The semi’s driver was cited for a parking infraction. So far, no companies have stepped up to take any responsibility, said O’Laughlin’s attorney, Chris Davis, of the Davis Law Group in Seattle.

Davis said the trucking industry has known “for a very long, long time” that trucks or trailers parked on road shoulders are hazards to drivers. He called this case especially egregious because the trailer was parked backward, allowing the car to hit the undercarriage. The vehicle’s top was sheared off. Had the trailer been parked forward, there was a higher likelihood that the car’s driver would have seen the trailer and not run into it, Davis said.

Furthermore, Davis said, Snohomish County didn’t properly enforce the rules on that stretch of Alderwood, where truckers had grown accustomed to parking.

“It was only a matter of time before something like this was going to happen,” Davis said.

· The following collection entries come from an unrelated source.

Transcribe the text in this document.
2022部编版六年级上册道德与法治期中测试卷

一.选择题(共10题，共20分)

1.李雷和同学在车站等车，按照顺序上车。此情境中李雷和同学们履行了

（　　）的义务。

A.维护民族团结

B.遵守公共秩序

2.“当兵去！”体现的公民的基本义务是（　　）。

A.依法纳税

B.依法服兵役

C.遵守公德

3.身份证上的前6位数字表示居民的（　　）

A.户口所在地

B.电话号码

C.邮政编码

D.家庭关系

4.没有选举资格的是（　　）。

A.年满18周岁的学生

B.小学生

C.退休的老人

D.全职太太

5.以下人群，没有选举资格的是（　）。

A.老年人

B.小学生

He said he would amend the complaint to add the county as a defendant.

So far, no one has offered an explanation why the trailer was parked on the shoulder.

“But we know why,” Davis said. “… It was the easiest and cheapest thing to do for them.”

Parking on the side of the road, rather than at parking facilities specified for trucks, is more convenient, Davis said.

“In my experience, especially with the trucking industry, when safety rules or safety regulations are violated or skirted, it is almost always for financial reasons,” he said.

In a few months, O’Laughlin will turn 18. She’s recovered from her physical injuries after more than a year of treatment and more than $100,000 in medical bills. But she still struggles with post traumatic stress disorder and other emotional trauma related to the crash and the loss of her three friends.

“This young girl’s life has been completely changed,” Davis said.